Eyes were to the sky just after noon on Sunday January 16, 1938, as Prince George residents welcomed the first inbound flight of a new passenger air service from Vancouver.
The weekly round-trip service, operated by Alberta-based United Air Transport (UAT), included stops in Williams Lake, Quesnel and Prince George before terminating in Fort St. John, where passengers could connect with UAT’s Edmonton-Yukon air route.
The inaugural flight took off from Ashcroft at 9:30 a.m. (direct service from Vancouver did not begin until March 1938). The plane — a five-seat Waco cabin-model biplane with a cruising speed of 140 miles per hour — arrived in Prince George at 12:19 p.m., where it disgorged a full load of two pilots and two dignitaries — the third dignitary having been left on the ground in Ashcroft as he “proved too heavy for the already loaded plane,” according to a Prince George Citizen article published on January 20, 1938.
Upon deplaning, Cariboo MP J.G. Turgeon distributed a bundle of Vancouver Saturday newspapers to numerous onlookers, then handed Prince George mayor A.M. Patterson a letter from Vancouver mayor G.C. Miller. Miller, who had travelled by rail to Ashcroft to witness the historic take-off, wrote that Prince George and Vancouver were “now in reality next door neighbours with only a few short hours of travel between.”
Indeed, by April 1938, direct service to and from Vancouver was well under way, with a flying time of between 2.5 and 3.5 hours, depending on the direction of travel. Advertised fares ranged from $33-37 return.
“I feel sure that the airline that is being started today will be the beginning of a great development of the different parts of B.C.,” wrote Prince George mayor Patterson on January 16. Cariboo MP Turgeon anticipated that the “pioneer” route would spark construction of both a highway and a railway through the Cariboo to the Peace District, while UAT vice-president R.L. “Ginger” Coote declared that the flight would “develop into one of the grandest scenic tourist trips in Canada.”

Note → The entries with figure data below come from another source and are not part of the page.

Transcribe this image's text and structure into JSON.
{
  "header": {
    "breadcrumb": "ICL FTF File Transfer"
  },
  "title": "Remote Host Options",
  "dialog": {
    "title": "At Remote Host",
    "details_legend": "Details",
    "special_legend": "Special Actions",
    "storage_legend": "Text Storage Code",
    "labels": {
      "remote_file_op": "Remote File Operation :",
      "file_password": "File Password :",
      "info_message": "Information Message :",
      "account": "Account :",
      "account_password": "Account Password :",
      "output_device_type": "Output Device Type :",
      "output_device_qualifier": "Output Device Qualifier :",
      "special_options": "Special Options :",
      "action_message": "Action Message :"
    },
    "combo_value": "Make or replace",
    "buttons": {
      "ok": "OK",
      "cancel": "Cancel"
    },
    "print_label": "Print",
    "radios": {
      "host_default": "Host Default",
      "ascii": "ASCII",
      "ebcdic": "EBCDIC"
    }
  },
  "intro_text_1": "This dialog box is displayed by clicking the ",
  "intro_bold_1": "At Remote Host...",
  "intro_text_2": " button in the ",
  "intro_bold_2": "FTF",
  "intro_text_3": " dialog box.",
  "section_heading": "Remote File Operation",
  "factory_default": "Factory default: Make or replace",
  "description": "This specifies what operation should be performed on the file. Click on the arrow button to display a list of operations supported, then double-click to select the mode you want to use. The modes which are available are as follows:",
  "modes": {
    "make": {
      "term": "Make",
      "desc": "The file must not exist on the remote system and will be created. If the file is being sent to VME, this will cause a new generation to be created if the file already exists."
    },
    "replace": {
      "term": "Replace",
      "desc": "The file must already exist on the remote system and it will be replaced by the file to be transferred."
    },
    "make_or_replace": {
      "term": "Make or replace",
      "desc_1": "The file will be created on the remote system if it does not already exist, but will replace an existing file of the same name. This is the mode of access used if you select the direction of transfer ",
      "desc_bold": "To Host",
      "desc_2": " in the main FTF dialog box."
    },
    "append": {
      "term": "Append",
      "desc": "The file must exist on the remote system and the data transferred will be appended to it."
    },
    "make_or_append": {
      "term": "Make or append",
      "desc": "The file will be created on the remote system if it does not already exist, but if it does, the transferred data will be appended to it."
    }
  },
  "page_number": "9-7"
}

Whether those proclamations proved true or not, UAT did leave its mark on Canada’s aviation history. In 1941, then rebranded as Yukon Southern Air Transport, it was one of the first airlines acquired by a fledgling Canadian Pacific Airlines. UAT founder Grant McConachie went on to serve as Canadian Pacific Airlines’ CEO for over half of the company’s 45-year operating history.
Canadian Pacific Airlines was eventually absorbed into what we now know as Air Canada — which means that the first passenger air service between Prince George and Vancouver has a very definite connection with that very same route as it exists today.
(Sources, where not stated: Prince George Citizen, January 13, January 20, March 3, and April 21, 1938.)